Gedanken zur kumulativen Beherrschung der Natur durch empiristische und experimentelle Naturwissenschaft hatten selbst die Gemüter der Gelehrten noch kaum in Verzückung versetzt, die stattdessen zu den Philosophien hinstrebten, die auf logischer Notwendigkeit gründeten. Für die meisten Menschen waren antike Sitten und Autoritäten – wie beispielsweise der unverwüstliche Aristoteles – die sicherste Richtschnur. Mysterien wurden besser von Geistlichen oder Meistern der Volksmagie ergründet. Vom Schicksal, wenngleich unergründlich, nahm man häufig an, es sei zu besänftigen. Ohne Gottes Gnade würden Leib und Seele in der Hölle verschwinden.
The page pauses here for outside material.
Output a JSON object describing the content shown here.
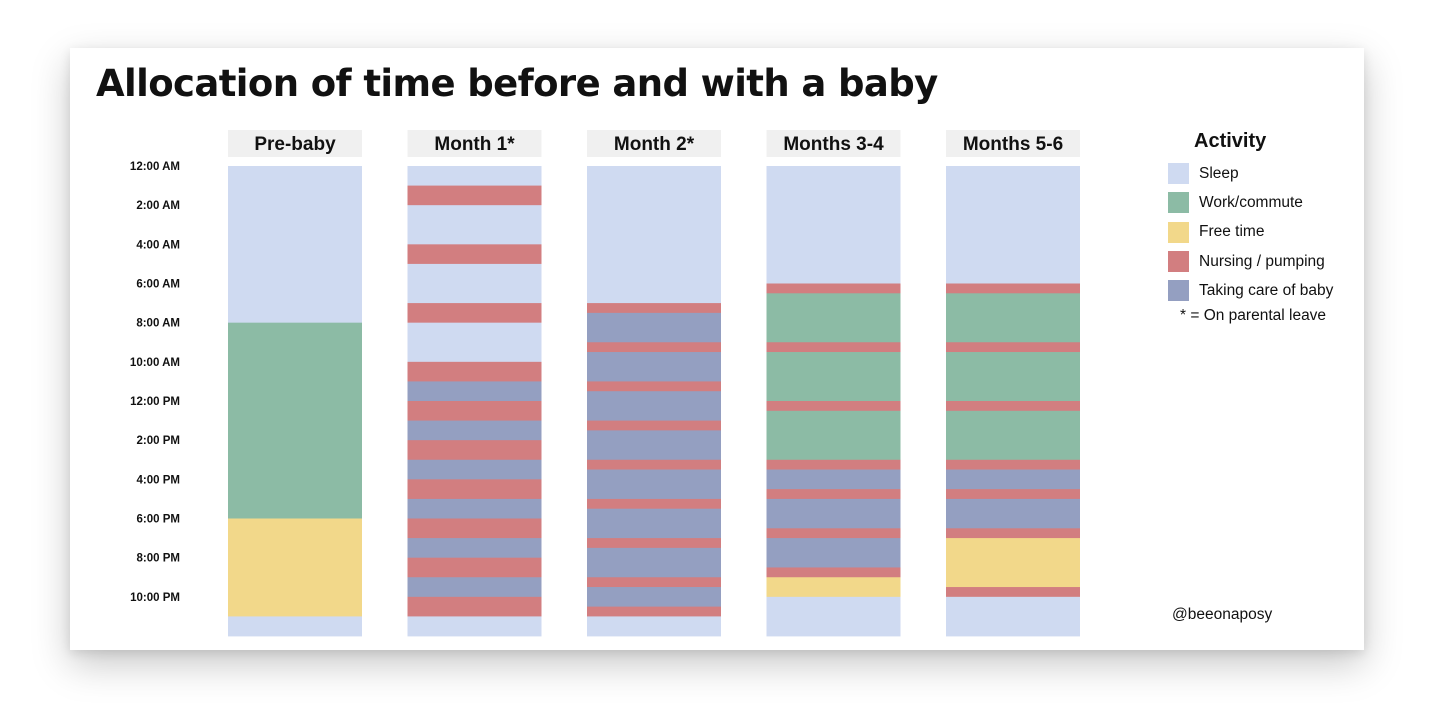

So stellte sich, kurz gefasst, das Leben bis weit ins 18. Jahrhundert dar. Es handelte sich um eine vielfältige deutsche Welt, doch die Ziele und Werte, die sie beherrschten, waren keineswegs bewusst national. Es war keine Besonderheit der Deutschen, dass es bei Anbruch des Zeitalters des Nationalismus nach 1789 keine einfache Antwort auf die Frage gab, die der revolutionäre Musiker Richard Wagner 1865 in seinem Aufsatz „Was ist deutsch?“ stellte. Bei Wagner, wie bei den meisten modernen Nationalisten überall in der Welt, entpuppte sich die nationale Identität als eine selbstüberhöhte Version der Nationalgeschichte, eingetaucht in universelle Bedeutung und ausgestattet mit einer heilsbringenden Sinnhaftigkeit, die in der vormodernen Welt einzig und allein der Religion vorbehalten gewesen war.